Eeks! Two and a half weeks since I posted! That'll be one for the punishment book.

Yeah, I really do have one, or so I've been told. I've not *actually* seen it and frankly, I think my boyfriend has forgotten all about it. (Of course, if he reads this in the next three weeks before he comes, I very well may yet learn of its actual existence.)

Though, he can surprise me sometimes. This last spring when I went to visit him, I was over his lap within an hour of arriving home from the airport. He wanted a good view of the big red knickers I wore as a surprise for him.

They didn't stay up for long, as you can imagine. Soon he was smacking me with his hand, then a brush. Happy, fun smacks. Stingy, but fun. Suddenly (at least it seemed that way to me) the conversation got rather serious. "Now about your writing..." he began (I'm currently writing a decidedly non-kink novel).

I hadn't done any the week before I left. There were a few seconds here and there in all the rush to get papers graded during Finals Week and packing and appointments and such when I did think about how I hadn't sent him my required 250 words/4 days a week. In those 2-3 seconds of thought I would think, "hmm, odd. He hasn't said anything." But that's about as far as that line of thought went.

Until I was over his lap.

"Now, why didn't you send me anything last week?" Calm and curious.

I mumbled something about being really busy with all of the things I just mentioned above.

"Fair enough. But, why didn't you talk to me about it? I mean, at least an email would have been nice."

I gulped. That was true. I could have been polite enough to have sent an email at the very least.

"I guess I just figured you assumed I wasn't able to with all the other stuff."

"Right," he said. "Well, I was waiting to see if you were going to say anything. I mean if we're going to take this discipline seriously -- "

"-- Oh, I do."

That's when I felt really bad. That I had ever let him think I didn't.

"So, how long have you known that you were in trouble?" he said after a minute or so of silence.

"About...two minutes."

"Really?"

"Yeah," I said. "I mean, I guess I figured since you hadn't said anything, it was okay."

"Ah, so you were waiting for *me* to say something. And would be disappointed if I hadn't."

I laughed.

"Well, I don't know that I'd be THAT disappointed."

Though, he was right. I probably would have been. At least a little bit.

"Do you remember what happened the last time you didn't do your writing?" He smacked my bottom lightly.

That whole summer before I left to visit in the Fall I had completely blown it off. A couple of weeks after I got there, I got a severe spanking over his lap with the hairbrush and then got spanked on the back and front of my thighs with a wooden spoon. It hurt like freaking hell.

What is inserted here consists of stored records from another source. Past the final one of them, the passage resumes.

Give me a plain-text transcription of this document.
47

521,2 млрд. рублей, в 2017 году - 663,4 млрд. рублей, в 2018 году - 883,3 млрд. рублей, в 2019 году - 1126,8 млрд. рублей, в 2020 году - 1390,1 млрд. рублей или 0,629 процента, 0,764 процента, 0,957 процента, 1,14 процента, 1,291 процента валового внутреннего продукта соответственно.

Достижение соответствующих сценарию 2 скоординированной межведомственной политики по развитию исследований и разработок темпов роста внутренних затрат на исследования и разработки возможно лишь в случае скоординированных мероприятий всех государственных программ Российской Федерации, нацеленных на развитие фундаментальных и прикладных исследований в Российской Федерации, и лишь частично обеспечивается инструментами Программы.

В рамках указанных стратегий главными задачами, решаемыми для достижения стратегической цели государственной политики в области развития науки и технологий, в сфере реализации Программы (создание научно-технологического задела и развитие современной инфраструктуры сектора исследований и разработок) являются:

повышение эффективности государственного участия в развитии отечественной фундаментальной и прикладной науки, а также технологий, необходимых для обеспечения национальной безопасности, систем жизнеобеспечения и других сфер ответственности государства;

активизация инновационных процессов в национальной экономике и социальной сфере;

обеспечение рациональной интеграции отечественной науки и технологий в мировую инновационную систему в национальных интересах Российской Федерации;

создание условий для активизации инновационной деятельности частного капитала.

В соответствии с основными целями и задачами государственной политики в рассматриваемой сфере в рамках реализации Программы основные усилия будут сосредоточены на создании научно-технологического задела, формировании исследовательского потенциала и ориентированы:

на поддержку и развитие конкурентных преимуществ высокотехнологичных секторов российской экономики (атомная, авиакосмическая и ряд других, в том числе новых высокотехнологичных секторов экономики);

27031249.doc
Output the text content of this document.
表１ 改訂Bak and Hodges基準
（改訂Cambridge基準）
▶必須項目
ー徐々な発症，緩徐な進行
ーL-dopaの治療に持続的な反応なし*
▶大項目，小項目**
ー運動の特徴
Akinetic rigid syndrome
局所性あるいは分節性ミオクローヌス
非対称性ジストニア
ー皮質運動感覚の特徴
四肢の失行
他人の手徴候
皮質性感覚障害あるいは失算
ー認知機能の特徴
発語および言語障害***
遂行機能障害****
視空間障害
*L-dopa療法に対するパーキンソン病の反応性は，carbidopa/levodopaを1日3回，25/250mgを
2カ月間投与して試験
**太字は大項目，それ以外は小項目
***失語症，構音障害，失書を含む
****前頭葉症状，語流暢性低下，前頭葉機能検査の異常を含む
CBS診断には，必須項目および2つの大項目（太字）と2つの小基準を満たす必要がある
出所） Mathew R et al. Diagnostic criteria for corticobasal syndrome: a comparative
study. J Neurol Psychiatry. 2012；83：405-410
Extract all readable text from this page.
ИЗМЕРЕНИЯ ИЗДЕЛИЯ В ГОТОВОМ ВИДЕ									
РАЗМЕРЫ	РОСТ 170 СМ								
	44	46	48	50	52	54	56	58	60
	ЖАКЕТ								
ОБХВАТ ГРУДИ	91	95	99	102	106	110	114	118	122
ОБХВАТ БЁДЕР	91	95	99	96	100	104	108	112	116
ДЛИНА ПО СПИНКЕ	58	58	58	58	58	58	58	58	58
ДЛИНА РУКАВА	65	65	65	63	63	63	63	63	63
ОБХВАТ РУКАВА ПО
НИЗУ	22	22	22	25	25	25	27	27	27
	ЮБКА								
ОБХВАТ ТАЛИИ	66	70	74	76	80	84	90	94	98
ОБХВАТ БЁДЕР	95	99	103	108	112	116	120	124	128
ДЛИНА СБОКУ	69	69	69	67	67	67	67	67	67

"Do you agree that you deserve that again?"

I wasn't sure. On the one hand, I'd only blown it off for a week, not two months and I had a pretty good excuse for not getting it done. On the other hand, I really felt guilty about being rude and not saying anything and making him think I wasn't taking our disciplinary arrangement seriously.

However, I was exhausted from the 10 hour flight plus the multiple hour drives to and from the airports.

"Maybe, but I'm really too tired to handle that today."

"Fair enough." He smacked me lightly with the hairbrush. "But I am going to spank you with the hairbrush."

"Okay." I nodded. Buried my face into the arm of the sofa. He gave me several sharp spanks with the brush.

"An apology would be nice."

D'oh! Why didn't I think to do that?

I turned to face him (well, as best as I could considering my position).

"I'm sorry." Though the words felt completely inadequate.

"Thank you."

He didn't spank me as hard or as long as I thought he was going to. It was sorta just right. Sorta only because a small part of me wished it would have gone on a little longer so that I might have cried. But only a small part of me. The rest was relieved as hell. :)

And definitely just right in that it made me feel safe on so many levels.